Le projet de loi LOPMI visait initialement à généraliser l’amende forfaitaire délictuelle à tous les délits passibles d’une peine allant jusqu’à un an de prison, ce qui aurait conduit à l’étendre à pas moins de 3400 nouveaux délits ! Même le conseil d’État, pourtant pas réputé pour être très soucieux de la protection des libertés individuelles, s’était opposé à une telle généralisation en soulignant le risque inévitable d’arbitraire qu’elle ferait courir. Finalement, le Sénat a voté une extension à une dizaine de nouveaux délits notamment aux cas de tags, d’entrave à la circulation, ou d’intrusion dans un établissement scolaire, notamment. Pour ces trois délits, il s’agit concrètement de réprimer les mobilisations sociales et politiques.

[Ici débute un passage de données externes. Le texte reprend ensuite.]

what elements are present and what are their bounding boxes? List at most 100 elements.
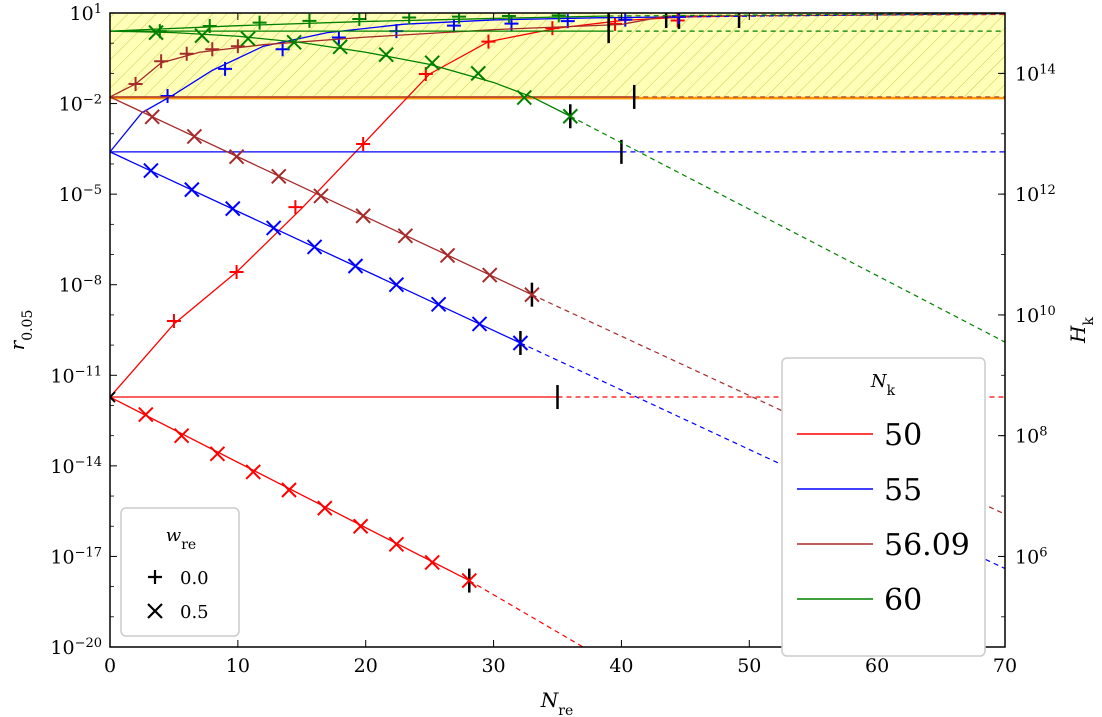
y-right-tick-label: 1010	[1015, 303, 1056, 327]
plus-symbol	[148, 570, 162, 584]
x-marker	[317, 500, 333, 516]
x-tick-label: 50	[737, 655, 761, 677]
plus-marker	[481, 34, 496, 49]
series-legend-title: Nk	[870, 371, 896, 399]
x-marker	[430, 296, 447, 313]
y-tick-label: 10−14	[50, 454, 102, 478]
marker-legend-label: 0.0	[180, 568, 209, 589]
marker-legend-entry: 0.5	[147, 602, 209, 623]
series-line	[110, 15, 667, 98]
y-right-tick-label: 106	[1015, 545, 1047, 569]
series-line	[110, 15, 609, 32]
x-marker	[138, 406, 154, 423]
series-extrapolation	[570, 115, 1005, 343]
y-axis-title: r0.05	[5, 310, 36, 351]
x-tick-label: 30	[481, 655, 505, 677]
series-7	[110, 84, 1005, 109]
plus-marker	[402, 13, 417, 25]
y-right-tick-label: 1014	[1015, 62, 1056, 86]
x-marker	[524, 286, 540, 303]
marker-legend-box	[120, 507, 240, 637]
x-marker	[378, 46, 394, 63]
y-right-tick-label: 108	[1015, 424, 1047, 448]
x-marker	[388, 277, 405, 293]
x-marker	[143, 162, 159, 179]
y-right-axis-title: Hk	[1066, 317, 1097, 344]
series-2	[110, 396, 584, 647]
plus-marker	[218, 61, 233, 76]
legend-label: 60	[884, 583, 922, 618]
plus-marker	[356, 137, 371, 152]
x-marker	[388, 536, 405, 553]
marker-legend-label: 0.5	[180, 602, 209, 623]
plus-marker	[288, 200, 303, 215]
x-marker	[271, 168, 287, 185]
plus-marker	[671, 13, 686, 24]
legend-label: 55	[884, 473, 922, 508]
y-right-tick-label: 1012	[1015, 183, 1056, 207]
x-marker	[306, 239, 323, 255]
x-marker	[470, 65, 486, 82]
series-extrapolation	[666, 13, 1005, 17]
origin-marker	[110, 391, 116, 403]
plus-marker	[545, 21, 560, 36]
y-tick-label: 10−5	[59, 183, 102, 207]
x-marker	[225, 200, 241, 217]
y-tick-label: 10−2	[59, 92, 102, 116]
plus-marker	[551, 13, 566, 23]
marker-legend: wre 0.0 0.5	[120, 507, 240, 637]
x-marker	[186, 128, 203, 145]
plus-marker	[166, 313, 181, 328]
plus-marker	[154, 54, 169, 69]
x-tick-label: 20	[354, 655, 378, 677]
plus-marker	[160, 89, 175, 104]
series-line	[110, 16, 679, 153]
x-marker	[194, 27, 210, 44]
x-marker	[240, 30, 256, 47]
plus-marker	[501, 13, 516, 24]
x-marker	[332, 39, 348, 55]
series-layer	[110, 13, 1005, 647]
x-marker	[562, 108, 578, 124]
series-legend: Nk 50 55 56.09 60	[781, 357, 986, 657]
x-marker	[173, 427, 190, 444]
x-marker	[439, 247, 456, 264]
axes: 0 10 20 30 40 50 60 70 101 10−2 10−5 10−8 10−11 10−14…	[5, 2, 1097, 717]
series-4	[110, 139, 1005, 164]
x-tick-label: 0	[104, 655, 116, 677]
legend-label: 50	[884, 418, 922, 453]
x-marker	[313, 188, 329, 204]
cross-symbol	[147, 603, 163, 619]
y-tick-label: 101	[70, 2, 102, 26]
x-marker	[144, 109, 160, 125]
plus-marker	[205, 42, 220, 57]
x-axis-title: Nre	[540, 688, 573, 717]
x-marker	[482, 267, 498, 283]
plus-marker	[331, 30, 346, 45]
x-marker	[461, 572, 477, 589]
series-legend-box	[781, 357, 986, 657]
x-marker	[516, 89, 532, 106]
x-tick-label: 10	[226, 655, 250, 677]
x-marker	[424, 55, 440, 71]
x-marker	[355, 208, 371, 224]
x-marker	[286, 34, 302, 50]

Dans une période d’instabilité sociale et politique importante où les grèves et manifestations pourraient se faire de plus en plus nombreuses, les objectifs du gouvernement sont clairs. Il s’agit encore une fois d’affuter les dispositifs à la disposition des policiers, afin de faciliter la répression d’une partie de la population, en l’occurence les militants, les habitants de quartiers populaires ou les gens du voyage, et les travailleurs pauvres qui doivent vendre des biens à la sauvette pour subvenir à leurs besoins.

Alors que les moyens accordés aux policiers ne cessent d’être augmentés, et que le nombre de personnes tuées dans le cadre de « refus d’obtempérer » explose, l’ensemble de la gauche doit s’opposer fermement et sans ambiguïté à toutes les mesures de ce type qui visent à renforcer la présence policière dans l’espace public et à augmenter leurs pouvoirs de répression.